Visits with Mother drain me. It often takes several days for me to get over being depressed and cranky. My solution is to avoid her.
Mother wants me to visit more often. I would like to accommodate her, and I go as frequently as my bruised psyche can tolerate, and that's it. I prefer the company of friends who accept and appreciate me just as I am. It breaks my heart to have to protect myself from my own mother.
Abby, please tell parents that if they yearn for the company of their adult children to do their part to make the visits mutually pleasant. Set aside parental instincts and treat your offspring with the respect and courtesy due the adult that your child has become. -- EMOTIONALLY BRUISED
DEAR BRUISED: Your problem won't be resolved until you're strong enough to confront your mother and tell her how her criticism has made you feel. Do not approach her in anger. Before you visit, make a list of the comments that hurt you, and tell her how they make you feel. Rehearse what you're going to say until you feel comfortable with it. Then tell her plainly how you expect to be treated in the future.
DEAR ABBY: I must disagree with some of the advice you gave to "Sleepless in Missouri," the woman whose fiance's sister stole an expensive painting and her grandmother's china. You stated that the sister may be suffering from kleptomania, a persistent neurotic impulse to steal, especially without economic motive.
Abby, kleptomania is a rare disorder. People who suffer from it usually steal small, inexpensive items that they have no use for. They usually feel extremely remorseful for what they have done, and frequently either return the items or give them away.
More than likely, the sister of "Sleepless'" fiance is suffering from a sense of entitlement. Since she brazenly displays the stolen items, she seems to feel no qualms about what she has done.
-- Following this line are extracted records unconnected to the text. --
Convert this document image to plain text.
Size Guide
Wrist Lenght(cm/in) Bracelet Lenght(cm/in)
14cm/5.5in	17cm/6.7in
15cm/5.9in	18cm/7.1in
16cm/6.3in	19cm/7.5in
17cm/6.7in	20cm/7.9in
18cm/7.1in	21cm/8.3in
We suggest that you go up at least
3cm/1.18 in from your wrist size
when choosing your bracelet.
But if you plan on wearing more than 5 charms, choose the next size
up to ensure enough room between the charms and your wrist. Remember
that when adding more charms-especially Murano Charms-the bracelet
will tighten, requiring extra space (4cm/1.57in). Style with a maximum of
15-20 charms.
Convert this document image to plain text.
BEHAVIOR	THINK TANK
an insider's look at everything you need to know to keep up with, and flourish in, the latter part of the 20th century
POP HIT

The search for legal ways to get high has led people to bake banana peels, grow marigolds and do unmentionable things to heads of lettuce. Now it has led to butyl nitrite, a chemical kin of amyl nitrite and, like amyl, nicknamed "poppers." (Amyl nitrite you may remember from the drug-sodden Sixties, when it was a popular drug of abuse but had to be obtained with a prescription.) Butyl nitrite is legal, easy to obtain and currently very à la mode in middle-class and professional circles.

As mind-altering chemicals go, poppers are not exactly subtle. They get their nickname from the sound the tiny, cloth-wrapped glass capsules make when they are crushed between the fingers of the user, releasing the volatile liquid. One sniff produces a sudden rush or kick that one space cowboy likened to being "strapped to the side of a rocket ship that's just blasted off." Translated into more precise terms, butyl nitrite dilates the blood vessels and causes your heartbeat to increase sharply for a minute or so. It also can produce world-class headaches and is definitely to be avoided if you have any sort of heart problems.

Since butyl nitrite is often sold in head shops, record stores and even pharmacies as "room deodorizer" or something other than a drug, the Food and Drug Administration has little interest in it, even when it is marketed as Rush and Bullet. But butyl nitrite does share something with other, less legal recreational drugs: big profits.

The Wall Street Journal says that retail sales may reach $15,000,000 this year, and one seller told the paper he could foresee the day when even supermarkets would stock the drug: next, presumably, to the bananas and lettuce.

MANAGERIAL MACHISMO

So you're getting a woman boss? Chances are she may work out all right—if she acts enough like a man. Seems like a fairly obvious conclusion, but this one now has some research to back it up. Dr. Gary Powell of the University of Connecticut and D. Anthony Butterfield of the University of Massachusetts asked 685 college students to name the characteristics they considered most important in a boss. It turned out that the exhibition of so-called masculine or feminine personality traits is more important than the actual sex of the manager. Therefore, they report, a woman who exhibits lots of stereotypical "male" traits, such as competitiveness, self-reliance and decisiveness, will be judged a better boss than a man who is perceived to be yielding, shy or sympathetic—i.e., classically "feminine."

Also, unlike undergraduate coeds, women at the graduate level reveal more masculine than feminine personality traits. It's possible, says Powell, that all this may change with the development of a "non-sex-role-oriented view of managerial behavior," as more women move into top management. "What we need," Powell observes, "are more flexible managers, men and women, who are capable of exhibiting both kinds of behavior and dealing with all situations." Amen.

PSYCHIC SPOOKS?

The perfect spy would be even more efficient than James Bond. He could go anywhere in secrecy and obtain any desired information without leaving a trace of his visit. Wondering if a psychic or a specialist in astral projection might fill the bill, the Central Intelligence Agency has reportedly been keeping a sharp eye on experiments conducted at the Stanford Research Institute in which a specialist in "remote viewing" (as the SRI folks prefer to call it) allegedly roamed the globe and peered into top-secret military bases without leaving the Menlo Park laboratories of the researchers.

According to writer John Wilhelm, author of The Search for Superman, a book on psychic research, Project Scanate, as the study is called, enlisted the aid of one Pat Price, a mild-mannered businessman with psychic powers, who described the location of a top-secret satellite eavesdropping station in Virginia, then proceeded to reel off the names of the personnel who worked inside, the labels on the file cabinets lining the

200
She may rationalize it was acceptable to steal the items because "Sleepless" was not using them. Also, she may have thought she wouldn't get caught, or the items would not be missed since they were left in storage.
"Sleepless" should confront her fiance and his sister about the stolen items and be prepared to press charges.
I am as troubled as you, Abby, that her fiance condones his sister's stealing, especially from someone he supposedly loves. I endorse your advice to "Sleepless" to think twice before entering into that marriage. -- SUSAN J. ULLMAN, DIRECTOR OF THEFT TREATMENT PROGRAM, CLERMONT COUNSELING CENTER, BATAVIA, OHIO
DEAR SUSAN: I bow to your expertise. Your advice supports what many readers wrote. They said I was too easy on both the thief and her brother, who brushed off his sister's wrongdoing.
To "Sleepless," I amend my advice to include giving serious consideration to filing charges.